つまり、マハティール時代に、大型経済開発と大規模な外資投入をした結果が、現在の‘豊かな’マレーシアなのです。その‘発展’には、我が日本国もかなりの‘協力’をしたのです。技術移転やら無償援助など...。マレーシアの人達が皆、自力でもっこを担いでここまで頑張ったというならば、「誇りや自信を高め」るのも無理はないでしょう。しかしねぇ...。
もう一つ、この家政婦問題に潜んでいるのは、経済格差だけでなく、宗教事情というものがあります。私の知っている範囲では、クリスチャン家庭はクリスチャンのメイドさんを雇うのが普通でした。カトリックプロテスタントかという条件まで揃えばいいのですが、なかなかそうも言っていられないので、教会は別だけれど同居している、という妥協はしているようです。また、「ムスリム家庭はムスリムメイドを雇った方がいい」という意見を、電子版新聞の投書欄で何度か見かけたことがあります。それはそうですよね。
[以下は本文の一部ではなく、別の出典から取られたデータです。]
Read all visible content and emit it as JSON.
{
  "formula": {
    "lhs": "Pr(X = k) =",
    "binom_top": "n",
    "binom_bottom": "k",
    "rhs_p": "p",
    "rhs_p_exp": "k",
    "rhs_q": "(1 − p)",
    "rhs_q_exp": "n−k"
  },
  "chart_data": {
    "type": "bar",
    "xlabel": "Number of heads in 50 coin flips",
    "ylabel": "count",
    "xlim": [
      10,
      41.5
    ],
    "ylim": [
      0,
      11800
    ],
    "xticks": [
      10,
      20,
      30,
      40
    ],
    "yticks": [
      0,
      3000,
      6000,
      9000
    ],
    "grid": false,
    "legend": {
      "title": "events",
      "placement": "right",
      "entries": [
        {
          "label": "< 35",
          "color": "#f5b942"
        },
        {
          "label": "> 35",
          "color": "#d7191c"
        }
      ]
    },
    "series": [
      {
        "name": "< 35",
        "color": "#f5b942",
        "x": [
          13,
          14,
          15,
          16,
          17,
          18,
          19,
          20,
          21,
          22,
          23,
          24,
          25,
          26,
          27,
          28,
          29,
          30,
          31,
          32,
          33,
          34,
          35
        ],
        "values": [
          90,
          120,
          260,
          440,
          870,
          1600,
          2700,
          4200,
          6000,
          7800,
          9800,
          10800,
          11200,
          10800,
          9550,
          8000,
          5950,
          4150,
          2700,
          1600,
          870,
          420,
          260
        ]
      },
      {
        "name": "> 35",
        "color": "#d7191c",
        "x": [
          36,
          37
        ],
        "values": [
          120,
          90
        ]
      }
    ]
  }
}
お祈り時間や断食、服装規定や食物禁忌などがありますから。しかし、場合によっては、クリスチャン家庭がムスリムメイドさんを、あえて雇うこともあるようです。非ムスリムの中でも、クリスチャンは、ムスリムの宗教事情を最もよく理解できる層に属しますから。食べ物や服装などのことも、雇い主が理解し配慮さえできれば、大きな問題には発展しないだろうと思われます。ただし、シンガポールで聞いた話ですが、シンガポールにある小さなマレー語新約聖書のパンフレットなどは、実はムスリムメイドさんに渡すためのものだそうです。時々、熱心なクリスチャン家庭が買って行くとのことです。
メイド問題は、家庭というプライベートな閉ざされた空間で、本音の露出される場で発生するものですから、本当に真剣に考えなければならないと思います。先に述べた、ピアノの奥さんのような無邪気な発想は、私には到底持てそうもありません。